I actually wrote the first draft of Fire Exit while I was writing Night of the Living Rez in 2015. I was studying at Dartmouth College at the time, and the idea for the novel came out of a class I was taking on tribal Indian law. I wondered what weird situations federal Indian law has created for Indigenous people. My wife isn’t Native, and I’m a quarter Penobscot, which makes our son ineligible to be enrolled in the tribe. I feel like there’s no Indigenous fiction out there that really talks about what it means to be Indigenous. Tommy Orange’s book There There came quite close, but nobody has ever gone head on with a novel that really thinks about blood quantum.

How did the experience of writing a novel differ from writing your debut story collection?

It was a different animal. With the story collection, I was able to dip in and out of it, but with the novel, it’s a marathon. I remember rewriting the book from scratch. Every morning, I would drop my wife off at work and have two hours before I had to teach a college class. I would sit for two hours at the table rewriting every day until I finished it.

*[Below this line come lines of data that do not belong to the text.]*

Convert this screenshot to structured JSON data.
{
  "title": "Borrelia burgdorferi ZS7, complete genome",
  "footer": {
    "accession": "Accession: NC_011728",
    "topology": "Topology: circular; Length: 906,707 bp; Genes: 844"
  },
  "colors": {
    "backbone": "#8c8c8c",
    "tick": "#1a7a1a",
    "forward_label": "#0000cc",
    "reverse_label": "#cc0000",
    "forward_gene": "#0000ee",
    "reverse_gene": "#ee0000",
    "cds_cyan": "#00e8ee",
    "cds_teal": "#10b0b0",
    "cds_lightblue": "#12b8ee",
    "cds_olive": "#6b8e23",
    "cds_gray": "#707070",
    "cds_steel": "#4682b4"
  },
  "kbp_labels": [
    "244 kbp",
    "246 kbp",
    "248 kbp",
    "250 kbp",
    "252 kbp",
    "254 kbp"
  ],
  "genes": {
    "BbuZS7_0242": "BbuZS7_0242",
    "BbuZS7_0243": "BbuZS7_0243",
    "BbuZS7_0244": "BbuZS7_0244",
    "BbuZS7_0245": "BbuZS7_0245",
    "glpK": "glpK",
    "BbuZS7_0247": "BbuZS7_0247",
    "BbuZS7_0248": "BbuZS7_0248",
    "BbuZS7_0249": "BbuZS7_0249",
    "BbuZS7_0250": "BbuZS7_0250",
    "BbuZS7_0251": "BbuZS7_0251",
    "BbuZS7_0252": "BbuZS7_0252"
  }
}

How did you settle on the novel’s narrator, Charles, a figure who is both inside and outside of the Native community?

I started with the third-person omniscient, which is the worst thing you can do. It gave me the ability to jump anywhere I wanted but no boundaries. I tried to go outside of Charles and experiment with the different characters, but I kept finding myself coming back to him. And I also can’t think of an Indigenous book where the protagonist isn’t Native. With Charles, here’s this dude who grew up on the reservation and had to deal his entire life with being an outsider. To stay in that place gave me an immense ability to dramatize emotion. As a writer, that’s where I start. I need to create a foundation of emotion and then look for opportunities to introduce Indigenous elements. If you do it the other way around, it’s much easier for a commercialized market to be like, yeah, that is definitely Indigenous fiction.

Charles’s mother and daughter both undergo repeated courses of electroconvulsive therapy, the former for dementia, the latter for depression. How did you approach writing about this subject, which others have portrayed rather gruesomely?

I feel like a lot of people think of ECT as an outdated form of medicine, when it’s really not. It’s actually really useful. I’ve had close family members who have used ECT treatments for severe depression, and I’d bring my mother to get them when she was alive. Somebody reached out to me too who had read the book, and they commended me for not using ECT as a ploy but just letting it be a thing.